En second lieu, nous devons lutter pour que tous les moyens de lutte et d’organisation qu’offre le syndicalisme soient mis en œuvre : en cela, nous nous heurterons à la fois aux réformistes, qui craignent de voir certaines limites « raisonnables » dépassées, et aux « révolutionnaires » qui ne tiennent pas à ce que le syndicalisme dépasse son rôle de revendication quotidienne de peur que leur monopole de l’action « politique » soit contesté.

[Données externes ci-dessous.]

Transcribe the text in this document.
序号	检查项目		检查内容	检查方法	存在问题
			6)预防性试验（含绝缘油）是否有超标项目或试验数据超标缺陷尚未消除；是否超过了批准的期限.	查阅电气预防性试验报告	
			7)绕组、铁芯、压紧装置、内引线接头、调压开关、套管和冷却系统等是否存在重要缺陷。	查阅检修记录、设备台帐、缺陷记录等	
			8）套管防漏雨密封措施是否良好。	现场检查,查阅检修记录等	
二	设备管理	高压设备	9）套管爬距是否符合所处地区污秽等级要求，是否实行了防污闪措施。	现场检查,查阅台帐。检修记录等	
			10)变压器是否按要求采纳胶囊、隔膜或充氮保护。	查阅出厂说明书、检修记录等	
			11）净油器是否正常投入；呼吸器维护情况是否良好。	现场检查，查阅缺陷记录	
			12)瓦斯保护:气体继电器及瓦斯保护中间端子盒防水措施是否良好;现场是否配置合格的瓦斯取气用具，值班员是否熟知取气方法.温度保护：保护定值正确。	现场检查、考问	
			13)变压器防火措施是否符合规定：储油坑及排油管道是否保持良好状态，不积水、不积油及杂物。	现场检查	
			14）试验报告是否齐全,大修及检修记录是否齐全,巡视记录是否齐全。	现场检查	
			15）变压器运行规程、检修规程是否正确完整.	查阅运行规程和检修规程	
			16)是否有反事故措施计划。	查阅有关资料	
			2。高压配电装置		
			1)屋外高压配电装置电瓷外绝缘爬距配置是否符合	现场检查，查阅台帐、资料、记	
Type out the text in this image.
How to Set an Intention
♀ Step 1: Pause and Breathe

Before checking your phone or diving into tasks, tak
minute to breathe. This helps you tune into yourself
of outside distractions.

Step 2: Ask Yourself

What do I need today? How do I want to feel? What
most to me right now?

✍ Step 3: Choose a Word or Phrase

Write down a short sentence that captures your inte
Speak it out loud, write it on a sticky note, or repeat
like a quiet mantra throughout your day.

Les sections syndicales d’entreprise, les syndicats d’industrie sont des organismes de base de la lutte des travailleurs pour leur émancipation, ce sont les plus importants car ils attaquent le capitalisme à la racine : l’économie. Mais cette action économique doit être complétée par une action sociale plus générale afin de permettre aujourd’hui aux travailleurs de défendre leurs conditions de vie en dehors de l’entreprise sur leur lieu d’habitation, et pour leur permettre demain d’y organiser le socialisme.
Le lieu privilégié de cette action sociale, c’est l’union locale. Les sections d’entreprises, les syndicats d’industrie sont les instruments de lutte des travailleurs dans les entreprises ; de même, les unions locales, départementales et régionales sont des instruments de lutte en dehors de l’entreprise. Elles ne doivent pas rester un lieu de réunion déserté par les travailleurs de la base : regroupant toutes les sections d’entreprise, tous les travailleurs d’une localité, l’UL est l’instrument privilégié de lutte dans cette localité, comme l’union régionale sur une échelle plus grande.
Cette structure horizontale du syndicalisme est trop souvent négligée car elle est potentiellement une concurrente du monopole des partis politiques dans l’action locale, régionale ou nationale.
Notre rôle dans ce domaine est de rendre à la structure horizontale du syndicalisme le rôle qu’elle n’aurait jamais dû cesser de jouer. Nous devons montrer que le syndicat n’est que ce que les travailleurs en font.
Ce n’est que si les travailleurs parviennent à imposer aux bureaucraties ouvrières la démocratie dans les organismes de base aussi bien que dans les structures intermédiaires jusqu’au sommet de l’organisation syndicale, ce n’est que si le rôle du syndicalisme est étendu à tous les aspects de la vie sociale, que le syndicat pourra devenir, au lieu d’un organisme de défense exclusivement, un instrument de combat, c’est seulement alors que les travailleurs pourront attaquer eux-mêmes le capitalisme au lieu de laisser ce soin à une avant-garde dirigeante.
Il ressort donc que la première étape de la lutte contre le capitalisme est de forger un instrument de lutte adéquat, capable de combattre le capitalisme sur tous les fronts à la fois, économique et social, mais aussi une organisation où les travailleurs peuvent avoir la direction réelle de leur lutte.